Einstein puffed on his pipe and looked out over the valley. He took a sip of his beer. After a minute, he said, “Let me see if I can summarize this, because it’s really rather startling. The universe is nothing but particles. All those particles follow laws of motion. They aren’t free. The brain is made up entirely of those same particles. Therefore, there is nothing in the brain that would give us freedom. These particles also don’t understand anything, they don’t make sense of anything, they don’t grasp the meaning of anything. Since the brain, again, is made up of those particles, it has no power to allow us to grasp meaning or understand anything. But we do understand. We do grasp meaning. Therefore, we are talking about qualities we possess which are not made out of energy. These qualities are entirely non-material.”
“In that case,” he said, “there is…oddly enough, a completely different sphere or territory. It’s non-material. Therefore, it can’t be measured. Therefore, it has no beginning or end. If it did, it would be a material continuum and we could measure it.”
He pointed to the valley.
“That has energy. But what does it give me? Does it allow me to be conscious? Does it allow me to be free, to understand meaning? No.”

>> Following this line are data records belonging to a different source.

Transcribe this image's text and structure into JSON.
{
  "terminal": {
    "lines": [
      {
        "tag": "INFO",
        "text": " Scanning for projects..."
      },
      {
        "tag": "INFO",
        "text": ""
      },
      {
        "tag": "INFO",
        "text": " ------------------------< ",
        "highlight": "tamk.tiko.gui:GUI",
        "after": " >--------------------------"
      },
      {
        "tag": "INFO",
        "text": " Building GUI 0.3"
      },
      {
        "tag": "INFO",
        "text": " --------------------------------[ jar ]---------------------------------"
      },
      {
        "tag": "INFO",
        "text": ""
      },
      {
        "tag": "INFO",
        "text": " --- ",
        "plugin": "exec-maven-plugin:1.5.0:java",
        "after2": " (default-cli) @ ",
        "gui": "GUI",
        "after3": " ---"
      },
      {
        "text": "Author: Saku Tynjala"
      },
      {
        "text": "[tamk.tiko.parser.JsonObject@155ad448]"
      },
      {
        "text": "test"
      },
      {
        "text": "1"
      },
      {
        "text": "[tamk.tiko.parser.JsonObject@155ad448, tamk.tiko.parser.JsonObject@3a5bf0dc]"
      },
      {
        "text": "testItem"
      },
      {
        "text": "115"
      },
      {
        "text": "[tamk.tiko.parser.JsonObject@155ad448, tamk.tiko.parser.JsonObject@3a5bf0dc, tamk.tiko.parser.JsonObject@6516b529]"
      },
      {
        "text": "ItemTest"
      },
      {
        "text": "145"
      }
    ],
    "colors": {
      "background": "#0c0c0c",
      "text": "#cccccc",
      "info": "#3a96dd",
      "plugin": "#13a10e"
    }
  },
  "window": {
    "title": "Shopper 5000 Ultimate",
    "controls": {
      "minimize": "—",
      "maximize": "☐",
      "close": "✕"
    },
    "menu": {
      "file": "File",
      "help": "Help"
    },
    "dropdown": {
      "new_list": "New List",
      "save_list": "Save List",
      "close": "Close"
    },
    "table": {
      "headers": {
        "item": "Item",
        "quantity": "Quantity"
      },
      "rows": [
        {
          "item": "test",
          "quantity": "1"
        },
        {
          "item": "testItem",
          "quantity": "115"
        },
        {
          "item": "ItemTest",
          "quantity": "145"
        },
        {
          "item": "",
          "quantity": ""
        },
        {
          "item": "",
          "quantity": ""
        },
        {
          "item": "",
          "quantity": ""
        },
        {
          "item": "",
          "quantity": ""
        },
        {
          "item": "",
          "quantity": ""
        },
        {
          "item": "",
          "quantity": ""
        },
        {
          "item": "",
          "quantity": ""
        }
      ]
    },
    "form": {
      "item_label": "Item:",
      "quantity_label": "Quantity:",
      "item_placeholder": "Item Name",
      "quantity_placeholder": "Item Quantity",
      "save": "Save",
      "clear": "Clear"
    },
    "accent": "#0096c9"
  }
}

Then he laughed. He looked at me.
“I’m dead,” he said, “aren’t I? I didn’t realize it until this very moment.”
I shook my head. “No. I would say you WERE dead.”
He grinned. “Yes!” he said. “That’s a good one. I WAS dead.”
He stood up.
“Enough of this beer,” he said. “I have some schnapps inside. Let me get it. Let’s drink the good stuff! After all, I’m apparently Forever. And so are you. And so are we all.”
The author of three explosive collections, THE MATRIX REVEALED, EXIT FROM THE MATRIX, and POWER OUTSIDE THE MATRIX, Jon was a candidate for a US Congressional seat in the 29th District of California. He maintains a consulting practice for private clients, the purpose of which is the expansion of personal creative power. Nominated for a Pulitzer Prize, he has worked as an investigative reporter for 30 years, writing articles on politics, medicine, and health for CBS Healthwatch, LA Weekly, Spin Magazine, Stern, and other newspapers and magazines in the US and Europe. Jon has delivered lectures and seminars on global politics, health, logic, and creative power to audiences around the world. You can sign up for his free emails at NoMoreFakeNews.com.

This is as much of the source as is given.